Zustellung, Ersatzzustellung, Beweis, Zustellungsurkunde

Gericht / Entscheidungsdatum: OLG Rostock, Beschl. v. 04.05.2011 - I Ws 101/11

Fundstellen:

Leitsatz: Da eine ordnungsgemäß erstellte Postzustellungsurkunde die Korrektheit der (Ersatz) Zustellung der Ladung zur Hauptverhandlung als Voraussetzung des Erlasses eines Haftbefehls nach § 230 Abs. 2 StPO belegt, ist - soll dies entkräftet werden - der volle Beweis dahin zu führen, dass der Angeklagte anderweitig Wohnung nicht nur im melderechtlichen Sinne genommen hatte.


In pp.
Die weitere Beschwerde wird als unbegründet auf Kosten des Angeklagten verworfen.

Gründe
I. Die für den Angeklagten M. angebrachte weitere Beschwerde seines Verteidigers, Rechtsanwalt P. in R., vom 29.03.2011 richtet sich gegen den Beschluss des Landgerichts Schwerin vom 10.03.2011 - 33 Qs 22/11 -, mit dem die Große Strafkammer 3 - als Jugendkammer - die Beschwerde des Angeklagten vom 14.02.2011 gegen den Hauptverhandlungshaftbefehl des Amtsgerichts Schwerin vom 02.11.2010 als unbegründet verworfen hat.

Die Strafkammer hat mit Beschluss vom 01.04.2011 der weiteren Beschwerde nicht abgeholfen.

II. Die gemäß § 310 Abs. 1 Nr. 1 StPO statthafte Beschwerde ist formgerecht erhoben (§ 306 StPO), mithin zulässig. Sie erweist sich jedoch als unbegründet.

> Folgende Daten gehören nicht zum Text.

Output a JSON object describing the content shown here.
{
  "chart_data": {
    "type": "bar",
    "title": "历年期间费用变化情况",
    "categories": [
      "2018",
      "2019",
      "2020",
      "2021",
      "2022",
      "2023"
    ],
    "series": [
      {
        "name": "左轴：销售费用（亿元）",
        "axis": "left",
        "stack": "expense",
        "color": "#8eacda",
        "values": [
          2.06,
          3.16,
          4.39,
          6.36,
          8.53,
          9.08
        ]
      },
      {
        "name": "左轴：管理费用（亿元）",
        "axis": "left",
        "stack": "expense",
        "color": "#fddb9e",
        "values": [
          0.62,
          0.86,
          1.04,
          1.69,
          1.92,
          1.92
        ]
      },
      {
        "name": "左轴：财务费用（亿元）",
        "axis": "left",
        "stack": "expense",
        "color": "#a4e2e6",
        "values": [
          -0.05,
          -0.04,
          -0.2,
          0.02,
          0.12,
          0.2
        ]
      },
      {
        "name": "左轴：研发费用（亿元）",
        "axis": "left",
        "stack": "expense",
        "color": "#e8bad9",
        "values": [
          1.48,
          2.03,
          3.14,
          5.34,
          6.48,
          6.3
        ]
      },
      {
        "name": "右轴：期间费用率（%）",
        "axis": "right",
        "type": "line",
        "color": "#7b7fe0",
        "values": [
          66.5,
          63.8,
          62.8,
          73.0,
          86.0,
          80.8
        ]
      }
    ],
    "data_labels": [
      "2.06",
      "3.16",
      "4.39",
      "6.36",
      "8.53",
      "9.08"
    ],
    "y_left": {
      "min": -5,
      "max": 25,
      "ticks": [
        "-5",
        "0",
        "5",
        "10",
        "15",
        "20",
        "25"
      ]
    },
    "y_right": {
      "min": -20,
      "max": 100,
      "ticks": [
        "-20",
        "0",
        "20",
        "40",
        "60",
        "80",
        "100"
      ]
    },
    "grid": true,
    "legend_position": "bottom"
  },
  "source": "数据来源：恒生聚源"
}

1.) Dem Rechtsmittel liegt folgender Verfahrensgang zugrunde:

Am 19.02.2010 erhob die Staatsanwaltschaft gegen den Beschwerdeführer und den Mitangeklagten Pa. Anklage wegen gefährlicher Körperverletzung zum Amtsgericht Schwerin - Jugendrichter - (Bd. I Bl. 117 ff. d. A.). Die Anklageschrift wurde dem Beschwerdeführer unter der im Ermittlungsverfahren bekannt gewordenen Adresse Pl..er Str. XX in XXXXX Sch. am 25.03.2010 durch Einlegen des Schriftstücks in den zur Wohnung gehörenden Briefkasten zugestellt (Bd. I Bl. 122 d. A.).

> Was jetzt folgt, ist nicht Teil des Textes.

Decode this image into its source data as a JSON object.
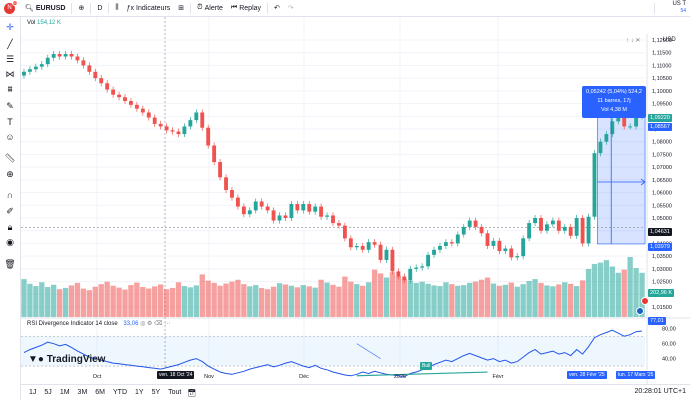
{
  "header": {
    "avatar_letter": "N",
    "avatar_badge": "11",
    "symbol": "EURUSD",
    "interval": "D",
    "indicators_label": "Indicateurs",
    "alert_label": "Alerte",
    "replay_label": "Replay",
    "right_top": "US T",
    "right_sub": "54"
  },
  "volume_label": {
    "name": "Vol",
    "value": "154,12 K"
  },
  "rsi_label": {
    "name": "RSI Divergence Indicator 14 close",
    "value": "33,06"
  },
  "logo_text": "TradingView",
  "currency": "USD",
  "price_axis": [
    "1,12000",
    "1,11500",
    "1,11000",
    "1,10500",
    "1,10000",
    "1,09500",
    "1,09000",
    "1,08500",
    "1,08000",
    "1,07500",
    "1,07000",
    "1,06500",
    "1,06000",
    "1,05500",
    "1,05000",
    "1,04500",
    "1,04000",
    "1,03500",
    "1,03000",
    "1,02500",
    "1,02000",
    "1,01500"
  ],
  "price_badges": {
    "current": "1,09220",
    "second": "1,08567",
    "crosshair": "1,04631",
    "low": "1,03979",
    "vol": "202,96 K",
    "rsi": "77,01"
  },
  "rsi_axis": [
    "80,00",
    "60,00",
    "40,00"
  ],
  "time_axis": [
    "Oct",
    "Nov",
    "Déc",
    "2025",
    "Févr"
  ],
  "crosshair_time": "ven. 18 Oct '24",
  "range_start_time": "ven. 28 Févr '25",
  "range_end_time": "lun. 17 Mars '25",
  "measure": {
    "line1": "0,05242 (5,04%) 524,2",
    "line2": "11 barres, 17j",
    "line3": "Vol 4,38 M"
  },
  "bull_label": "Bull",
  "ranges": [
    "1J",
    "5J",
    "1M",
    "3M",
    "6M",
    "YTD",
    "1Y",
    "5Y",
    "Tout"
  ],
  "clock": "20:28:01 UTC+1",
  "colors": {
    "up": "#26a69a",
    "down": "#ef5350",
    "accent": "#2962ff",
    "rsi": "#2154e8"
  },
  "chart_data": {
    "type": "candlestick",
    "opens": [
      1.106,
      1.1075,
      1.1085,
      1.1095,
      1.1105,
      1.113,
      1.1145,
      1.1135,
      1.1145,
      1.1135,
      1.112,
      1.11,
      1.1075,
      1.105,
      1.103,
      1.1005,
      1.0985,
      1.0975,
      1.096,
      1.0945,
      1.093,
      1.0915,
      1.0895,
      1.087,
      1.086,
      1.0845,
      1.084,
      1.083,
      1.086,
      1.0885,
      1.0915,
      1.0855,
      1.0785,
      1.072,
      1.066,
      1.061,
      1.058,
      1.0545,
      1.0515,
      1.053,
      1.0565,
      1.0545,
      1.053,
      1.049,
      1.051,
      1.05,
      1.0555,
      1.053,
      1.0555,
      1.0525,
      1.0545,
      1.0505,
      1.051,
      1.048,
      1.047,
      1.042,
      1.0385,
      1.039,
      1.0375,
      1.0405,
      1.0395,
      1.0335,
      1.0375,
      1.029,
      1.027,
      1.0255,
      1.03,
      1.0305,
      1.031,
      1.0355,
      1.0375,
      1.039,
      1.0405,
      1.04,
      1.0435,
      1.0465,
      1.049,
      1.0465,
      1.044,
      1.039,
      1.041,
      1.037,
      1.038,
      1.0345,
      1.035,
      1.042,
      1.048,
      1.05,
      1.045,
      1.0475,
      1.049,
      1.045,
      1.0465,
      1.043,
      1.05,
      1.04,
      1.0505,
      1.0755,
      1.08,
      1.083,
      1.088,
      1.09,
      1.086,
      1.086,
      1.09
    ],
    "closes": [
      1.1075,
      1.1085,
      1.1095,
      1.1105,
      1.113,
      1.1145,
      1.1135,
      1.1145,
      1.1135,
      1.112,
      1.11,
      1.1075,
      1.105,
      1.103,
      1.1005,
      1.0985,
      1.0975,
      1.096,
      1.0945,
      1.093,
      1.0915,
      1.0895,
      1.087,
      1.086,
      1.0845,
      1.084,
      1.083,
      1.086,
      1.0885,
      1.0915,
      1.0855,
      1.0785,
      1.072,
      1.066,
      1.061,
      1.058,
      1.0545,
      1.0515,
      1.053,
      1.0565,
      1.0545,
      1.053,
      1.049,
      1.051,
      1.05,
      1.0555,
      1.053,
      1.0555,
      1.0525,
      1.0545,
      1.0505,
      1.051,
      1.048,
      1.047,
      1.042,
      1.0385,
      1.039,
      1.0375,
      1.0405,
      1.0395,
      1.0335,
      1.0375,
      1.029,
      1.027,
      1.0255,
      1.03,
      1.0305,
      1.031,
      1.0355,
      1.0375,
      1.039,
      1.0405,
      1.04,
      1.0435,
      1.0465,
      1.049,
      1.0465,
      1.044,
      1.039,
      1.041,
      1.037,
      1.038,
      1.0345,
      1.035,
      1.042,
      1.048,
      1.05,
      1.045,
      1.0475,
      1.049,
      1.045,
      1.0465,
      1.043,
      1.05,
      1.04,
      1.0505,
      1.0755,
      1.08,
      1.083,
      1.088,
      1.09,
      1.086,
      1.086,
      1.09,
      1.0922
    ],
    "volumes": [
      120,
      105,
      98,
      110,
      95,
      102,
      88,
      92,
      100,
      108,
      90,
      85,
      96,
      104,
      112,
      99,
      93,
      87,
      101,
      109,
      95,
      90,
      97,
      103,
      88,
      92,
      110,
      98,
      94,
      100,
      135,
      115,
      108,
      99,
      106,
      112,
      118,
      104,
      97,
      101,
      92,
      88,
      96,
      107,
      103,
      99,
      94,
      101,
      97,
      93,
      118,
      109,
      102,
      96,
      128,
      112,
      104,
      99,
      110,
      150,
      138,
      125,
      142,
      130,
      120,
      115,
      108,
      112,
      105,
      100,
      98,
      110,
      104,
      99,
      101,
      108,
      112,
      118,
      125,
      106,
      99,
      102,
      109,
      96,
      104,
      114,
      120,
      108,
      100,
      97,
      103,
      110,
      105,
      98,
      116,
      152,
      168,
      172,
      180,
      160,
      140,
      150,
      190,
      155,
      140
    ],
    "rsi": [
      48,
      52,
      55,
      58,
      62,
      60,
      57,
      59,
      55,
      50,
      46,
      42,
      40,
      38,
      36,
      34,
      33,
      32,
      31,
      30,
      29,
      28,
      27,
      26,
      28,
      30,
      32,
      35,
      38,
      40,
      36,
      30,
      26,
      22,
      20,
      19,
      21,
      23,
      26,
      28,
      30,
      32,
      29,
      31,
      34,
      36,
      33,
      30,
      28,
      31,
      27,
      25,
      22,
      20,
      18,
      17,
      19,
      22,
      20,
      23,
      21,
      19,
      18,
      17,
      16,
      20,
      22,
      25,
      28,
      32,
      35,
      38,
      36,
      40,
      44,
      47,
      44,
      41,
      38,
      40,
      36,
      38,
      34,
      36,
      42,
      48,
      52,
      46,
      48,
      50,
      46,
      48,
      44,
      52,
      46,
      56,
      68,
      72,
      75,
      78,
      74,
      70,
      72,
      76,
      77
    ]
  }
}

Die Ladung zu dem für den 14.09.2010 anberaumten Hauptverhandlungstermin wurde dem Beschwerdeführer ebenfalls unter der vorbezeichneten Adresse zugestellt, und zwar am 27.08.2010 wiederum durch dieselbe Postbedienstete durch Einwurf in den zur Wohnung gehörenden Briefkasten (Bd. I Bl. 148 d. A.).

Zu dem Termin erschien der Beschwerdeführer nicht. Der Mitangeklagte teilte dem Gericht mit, der Beschwerdeführer habe ihn darüber informiert, keine Ladung erhalten zu haben. Das Gericht ordnete daraufhin die Vorführung des Beschwerdeführers zum nächsten Termin am 02.11.2010 an (Bd. I Bl. 152 ff. d. A.). Am 14.09.2010 teilte die Jugendgerichtshilfe Schwerin eine neue Adresse des Beschwerdeführers in XXXXX A., A. E. XX, mit, woraufhin die zuständige Jugendrichterin am 20.09.2010 die Aufrechterhaltung des Vorführungsbefehls verfügte (Bd. I Bl. 155 d. A.). Die Vorführung des Beschwerdeführers unter der neuen Adresse in A. schlug fehl. Dort konnte lediglich dessen Mutter angetroffen werden, die mitteilte, dass sich ihr Sohn derzeit zu Ausbildungszwecken in M. befinde. Sie habe keinen Kontakt zu ihm, eine Adresse, Telefon-Nummer oder der Name der von ihm besuchten Berufsschule seien ihr nicht bekannt (Bd. I Bl. 165 d. A.). Der Hauptverhandlungstermin am 02.11.2010 wurde wegen Abwesenheit des Beschwerdeführers bereits nach 10 Minuten beendet (Bd. I Bl. 166 f. d. A.). Außerhalb des Hauptverhandlungsprotokolls verfügte die zuständige Jugendrichterin gesondert am selben Tag den Erlass eine Haftbefehls nach § 230 Abs. 2 StPO (Bd. I Bl. 168, 169 f. d. A.).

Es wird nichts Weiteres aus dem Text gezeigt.